Toutefois, il ne conclut pas trop vite. Aussitôt ce tableau sombre dressé, il le contrebalance par une autre considération : qui dit que la vie ne pourrait exister que dans les conditions exactes de la Terre ? Certes, la Lune semble manquer d’eau et d’air tel que nous les concevons, mais peut-être est-elle composée d’éléments différents, ou offre-t-elle à sa manière des milieux propices à une forme de vie adaptée. Fontenelle suggère que des êtres vivants pourraient très bien se passer d’eau si leur constitution le permet, ou vivre avec d’autres substances. Cette idée introduit un concept très moderne : celui de la pluralité des formes de vie. Là où l’esprit du XVIIe siècle aurait tendance à raisonner par analogie (pas d’eau = pas de vie, car vie = nous), Fontenelle brise ce carcan en envisageant la possibilité de créatures radicalement différentes. On voit se dessiner la notion de biosignatures alternatives – bien avant l’heure. Il en appelle en quelque sorte à l’infinité des possibles de la nature : la nature est ingénieuse et peut produire de la vie sous d’autres formes, qui nous échappent parce que nous pensons trop en référence à nous-mêmes. Ce discours rejoint ce qu’il disait en préface sur la diversité infinie des ouvrages de la nature.
La Marquise accueille ces doutes et ces hypothèses avec perplexité, mais non sans amusement. On sent qu’elle tient à ses Lunaires auxquels elle s’est prise d’affection intellectuelle. Elle avoue qu’elle « a besoin de croire » en ces habitants lunaires et préfère une hypothèse imaginative (la Lune habitée) à une conclusion désenchantée (la Lune déserte). Ce trait de caractère rend la Marquise très humaine : elle incarne le penchant de l’esprit à combler le vide par l’imaginaire. Fontenelle, bon joueur, concède alors qu’il est plus plaisant en effet de penser la Lune habitée. Il reprend donc son bâton de voyage et propose des scénarios où, malgré l’absence d’eau sous forme de fleuves ou de mers, la Lune pourrait abriter la vie. Peut-être, dit-il, y a-t-il des vapeurs, un air propre à la Lune, des mouvements internes (volcans, émanations souterraines) capables de nourrir un écosystème différent du nôtre. Il imagine que l’« air lunaire » et les vapeurs qu’il contient suffisent à sustenter des organismes adaptés, et que la Lune a ses propres équilibres qui la rendent vivante à sa manière. Cette concession de l’auteur montre sa souplesse intellectuelle : il avait soulevé une difficulté réelle, mais il explore aussi comment la résoudre par d’autres hypothèses.

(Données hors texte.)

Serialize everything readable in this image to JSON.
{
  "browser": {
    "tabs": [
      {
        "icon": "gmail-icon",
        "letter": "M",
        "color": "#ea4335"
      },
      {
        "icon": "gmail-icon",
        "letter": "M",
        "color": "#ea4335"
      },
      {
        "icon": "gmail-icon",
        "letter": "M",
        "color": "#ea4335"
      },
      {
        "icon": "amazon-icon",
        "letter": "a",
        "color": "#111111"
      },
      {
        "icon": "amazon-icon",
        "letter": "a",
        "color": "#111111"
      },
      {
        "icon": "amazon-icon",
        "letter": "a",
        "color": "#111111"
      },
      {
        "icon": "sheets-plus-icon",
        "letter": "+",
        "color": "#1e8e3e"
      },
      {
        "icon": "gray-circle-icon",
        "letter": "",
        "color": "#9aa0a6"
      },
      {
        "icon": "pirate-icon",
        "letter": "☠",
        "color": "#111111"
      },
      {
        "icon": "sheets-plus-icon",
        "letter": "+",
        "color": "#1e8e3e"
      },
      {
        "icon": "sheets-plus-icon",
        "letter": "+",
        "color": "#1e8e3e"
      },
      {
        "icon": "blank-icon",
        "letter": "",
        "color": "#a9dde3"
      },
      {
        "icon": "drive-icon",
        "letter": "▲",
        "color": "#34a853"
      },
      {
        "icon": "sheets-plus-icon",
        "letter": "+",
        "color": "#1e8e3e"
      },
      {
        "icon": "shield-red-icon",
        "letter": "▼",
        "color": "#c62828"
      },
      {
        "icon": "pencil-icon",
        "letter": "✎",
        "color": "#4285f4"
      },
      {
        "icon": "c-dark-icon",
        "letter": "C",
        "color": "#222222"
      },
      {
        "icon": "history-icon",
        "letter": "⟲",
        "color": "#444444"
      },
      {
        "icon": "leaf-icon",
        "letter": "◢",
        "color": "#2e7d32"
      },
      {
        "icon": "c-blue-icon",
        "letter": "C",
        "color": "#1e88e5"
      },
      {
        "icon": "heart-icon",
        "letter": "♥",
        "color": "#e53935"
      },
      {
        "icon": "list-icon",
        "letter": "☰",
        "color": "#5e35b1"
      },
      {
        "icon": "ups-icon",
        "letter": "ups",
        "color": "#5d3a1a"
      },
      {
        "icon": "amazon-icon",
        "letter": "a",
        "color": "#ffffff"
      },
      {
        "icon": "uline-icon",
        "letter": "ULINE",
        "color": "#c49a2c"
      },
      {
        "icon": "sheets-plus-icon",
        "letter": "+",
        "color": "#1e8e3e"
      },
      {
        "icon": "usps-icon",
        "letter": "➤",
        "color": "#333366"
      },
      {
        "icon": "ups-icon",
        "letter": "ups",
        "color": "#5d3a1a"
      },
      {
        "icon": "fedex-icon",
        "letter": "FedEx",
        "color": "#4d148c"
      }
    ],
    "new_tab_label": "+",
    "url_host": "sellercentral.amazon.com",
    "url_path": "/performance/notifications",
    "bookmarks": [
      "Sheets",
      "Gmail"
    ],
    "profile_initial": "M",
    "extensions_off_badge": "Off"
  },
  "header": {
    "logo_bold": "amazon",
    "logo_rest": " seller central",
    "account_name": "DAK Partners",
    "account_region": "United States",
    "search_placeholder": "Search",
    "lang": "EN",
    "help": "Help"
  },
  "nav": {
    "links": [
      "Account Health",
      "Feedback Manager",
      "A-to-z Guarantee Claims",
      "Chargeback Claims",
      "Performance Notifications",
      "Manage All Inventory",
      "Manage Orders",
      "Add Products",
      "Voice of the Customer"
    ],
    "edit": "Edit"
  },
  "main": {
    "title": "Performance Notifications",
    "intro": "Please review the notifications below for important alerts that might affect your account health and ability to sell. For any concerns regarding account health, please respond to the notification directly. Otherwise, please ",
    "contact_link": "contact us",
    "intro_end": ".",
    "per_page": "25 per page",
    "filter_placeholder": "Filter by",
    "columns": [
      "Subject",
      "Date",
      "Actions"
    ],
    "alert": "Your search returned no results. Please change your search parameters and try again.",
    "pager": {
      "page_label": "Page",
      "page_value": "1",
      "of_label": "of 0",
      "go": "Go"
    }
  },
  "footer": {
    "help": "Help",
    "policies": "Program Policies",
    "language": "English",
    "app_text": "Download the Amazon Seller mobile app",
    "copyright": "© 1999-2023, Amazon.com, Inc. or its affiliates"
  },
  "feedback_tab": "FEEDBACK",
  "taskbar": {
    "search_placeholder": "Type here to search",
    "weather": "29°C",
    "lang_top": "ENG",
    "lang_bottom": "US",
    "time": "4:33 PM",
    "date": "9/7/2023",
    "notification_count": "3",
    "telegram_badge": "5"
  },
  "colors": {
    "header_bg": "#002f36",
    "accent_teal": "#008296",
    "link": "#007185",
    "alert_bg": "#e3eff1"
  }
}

Le dialogue s’engage ensuite sur les difficultés concrètes d’une interaction entre mondes différents. La Marquise et le philosophe discutent de ce qu’il adviendrait si des habitants de la Lune essayaient de venir sur Terre, ou vice versal. Fontenelle, toujours par l’analogie, compare les Lunaires à des poissons : un poisson sorti de l’eau ne peut survivre dans l’air terrestre, de même un hypothétique Sélénite (habitant de la Lune) ne pourrait sans doute pas respirer notre atmosphère et y périrait rapidement. Réciproquement, un être humain transplanté sur la Lune serait aussi dépaysé qu’un oiseau plongé sous l’eau. Cette métaphore croisée (Lunaires = poissons, Terriens = oiseaux) amuse beaucoup la Marquise. Elle en rit et pousse même la fantaisie plus loin : elle imagine des Lunaires qui viendraient sur Terre comme des naturalistes curieux pour nous pêcher comme des étranges créatures exotiques, nous mettant dans des bocaux pour nous étudier. Cette inversion humoristique – l’homme devenant le poisson pris à l’hameçon par un extra-terrestre – préfigure de manière cocasse la science-fiction ! Fontenelle laisse son élève élaborer cette plaisanterie, signe qu’elle s’approprie le jeu intellectuel. Cet échange montre bien l’usage du registre comique pour réfléchir aux implications de la diversité des mondes : on traite avec humour l’idée de l’incommunicabilité biologique entre planètes, ce qui en fait mieux ressortir la logique. Derrière la facétie, il y a une vraie intuition scientifique : la vie, si elle existe ailleurs, sera peut-être confinée à son milieu et non transportable aisément. C’est presque une prémonition des problématiques d’écosystème clos.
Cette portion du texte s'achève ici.